Passione e politica, jazz e rabbia, sono i due binomi alla basa della musica di Radicchi (
Our Anger is Full of Joy). Un sax aperto al sociale, invettive di suoni contro le ingiustizie e le disuguaglianze (
Don't Call It Justice). Latrati munchiani per svegliare le coscienze intorpidite dai jingle delle fake news (
Stop Selling Lies). Non è Archie Shepp e neanche Woody Guthrie con lo strumento sbagliato e, crediamo, non l'abbia mai voluto essere o immaginato. È, forse, un operaio sociale - come si diceva un tempo - che presta il suo servizio a colpi di sax sostenuto da un drumming discreto e martellante e da un contrabbasso puntuale e preciso come una goccia che buca menti chiuse e rocciose. Non è semplice affrontare un intero disco avendo fede solo nei propri polmoni con contrabbasso e batteria che mordono impietosi.
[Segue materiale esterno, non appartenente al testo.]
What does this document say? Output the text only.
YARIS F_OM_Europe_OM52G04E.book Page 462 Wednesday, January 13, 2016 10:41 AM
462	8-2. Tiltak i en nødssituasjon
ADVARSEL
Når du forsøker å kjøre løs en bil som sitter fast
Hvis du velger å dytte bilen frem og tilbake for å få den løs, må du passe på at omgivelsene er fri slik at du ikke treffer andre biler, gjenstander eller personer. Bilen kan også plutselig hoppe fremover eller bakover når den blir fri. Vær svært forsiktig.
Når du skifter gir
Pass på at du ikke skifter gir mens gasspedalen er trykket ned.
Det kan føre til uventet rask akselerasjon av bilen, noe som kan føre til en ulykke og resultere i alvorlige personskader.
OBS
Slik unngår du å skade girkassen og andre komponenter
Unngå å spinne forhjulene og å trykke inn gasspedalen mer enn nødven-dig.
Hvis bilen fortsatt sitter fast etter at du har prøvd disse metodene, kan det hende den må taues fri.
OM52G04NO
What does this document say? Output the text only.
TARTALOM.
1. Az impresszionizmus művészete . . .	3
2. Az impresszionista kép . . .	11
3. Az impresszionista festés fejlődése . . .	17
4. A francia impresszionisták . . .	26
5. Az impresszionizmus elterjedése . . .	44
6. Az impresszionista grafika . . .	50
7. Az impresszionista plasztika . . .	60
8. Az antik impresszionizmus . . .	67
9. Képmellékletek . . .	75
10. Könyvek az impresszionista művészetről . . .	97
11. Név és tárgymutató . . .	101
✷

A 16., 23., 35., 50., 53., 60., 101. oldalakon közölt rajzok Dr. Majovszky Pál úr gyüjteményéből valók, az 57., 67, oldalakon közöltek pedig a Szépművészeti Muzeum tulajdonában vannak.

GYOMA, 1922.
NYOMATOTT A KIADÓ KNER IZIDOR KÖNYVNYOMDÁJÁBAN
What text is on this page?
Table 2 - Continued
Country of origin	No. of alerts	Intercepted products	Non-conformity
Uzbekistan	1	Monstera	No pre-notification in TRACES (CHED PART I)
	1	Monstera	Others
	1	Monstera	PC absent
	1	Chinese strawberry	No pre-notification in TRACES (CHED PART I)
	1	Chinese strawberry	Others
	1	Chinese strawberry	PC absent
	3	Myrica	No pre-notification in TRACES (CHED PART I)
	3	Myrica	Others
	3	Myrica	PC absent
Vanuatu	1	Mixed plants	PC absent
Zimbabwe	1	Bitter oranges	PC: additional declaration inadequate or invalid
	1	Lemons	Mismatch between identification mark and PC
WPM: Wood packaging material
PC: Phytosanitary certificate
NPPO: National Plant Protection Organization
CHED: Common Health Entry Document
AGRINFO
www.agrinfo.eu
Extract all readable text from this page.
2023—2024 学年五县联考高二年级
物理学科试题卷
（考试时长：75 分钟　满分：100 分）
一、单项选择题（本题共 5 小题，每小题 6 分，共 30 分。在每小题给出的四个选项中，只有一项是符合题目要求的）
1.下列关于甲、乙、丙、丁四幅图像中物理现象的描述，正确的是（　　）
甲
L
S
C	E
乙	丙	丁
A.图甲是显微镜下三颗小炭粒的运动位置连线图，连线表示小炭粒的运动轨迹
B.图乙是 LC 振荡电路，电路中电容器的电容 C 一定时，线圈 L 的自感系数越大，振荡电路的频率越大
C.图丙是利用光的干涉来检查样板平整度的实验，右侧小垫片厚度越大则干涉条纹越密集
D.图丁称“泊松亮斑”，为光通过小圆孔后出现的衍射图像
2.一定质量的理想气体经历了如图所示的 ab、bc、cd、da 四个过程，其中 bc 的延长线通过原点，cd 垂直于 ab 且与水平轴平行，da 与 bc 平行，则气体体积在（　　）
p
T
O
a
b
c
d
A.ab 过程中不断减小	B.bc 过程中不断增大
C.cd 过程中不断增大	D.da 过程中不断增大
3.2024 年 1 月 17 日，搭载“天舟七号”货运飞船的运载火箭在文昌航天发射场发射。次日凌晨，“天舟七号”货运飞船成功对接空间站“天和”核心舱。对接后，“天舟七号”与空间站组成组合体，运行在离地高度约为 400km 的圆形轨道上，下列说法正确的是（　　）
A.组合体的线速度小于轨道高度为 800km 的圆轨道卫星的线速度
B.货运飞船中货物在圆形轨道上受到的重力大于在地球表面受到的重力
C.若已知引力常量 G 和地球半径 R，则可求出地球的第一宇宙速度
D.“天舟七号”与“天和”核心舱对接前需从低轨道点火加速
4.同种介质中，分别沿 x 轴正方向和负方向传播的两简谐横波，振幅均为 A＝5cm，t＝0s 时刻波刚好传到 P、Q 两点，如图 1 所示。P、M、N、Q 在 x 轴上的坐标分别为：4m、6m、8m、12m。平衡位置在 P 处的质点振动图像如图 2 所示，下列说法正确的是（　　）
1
Radicchi ci riesce con l'Arcadia Trio, e grazie anche alla forza delle sue idee che lo aiutano a spingere sempre in avanti l'asticella dell'improvvisazione, probabilmente alimentata dalla tensione emotiva politica e sociale. Le sue storie sono radicali, si nutrono di presente e bruciano l'attimo; le estremizza in
Salim of Lash aggiungendovi il contributo stridente e dolphiano del clarinetto basso e ne costruisce una storia collettiva con il corale e polistrumentale
Utopia. Don't Call it Justice è un disco duro e crudo, diretto come un cazzotto ma dolce nella sua melodiosa cantabilità. Per palati fini!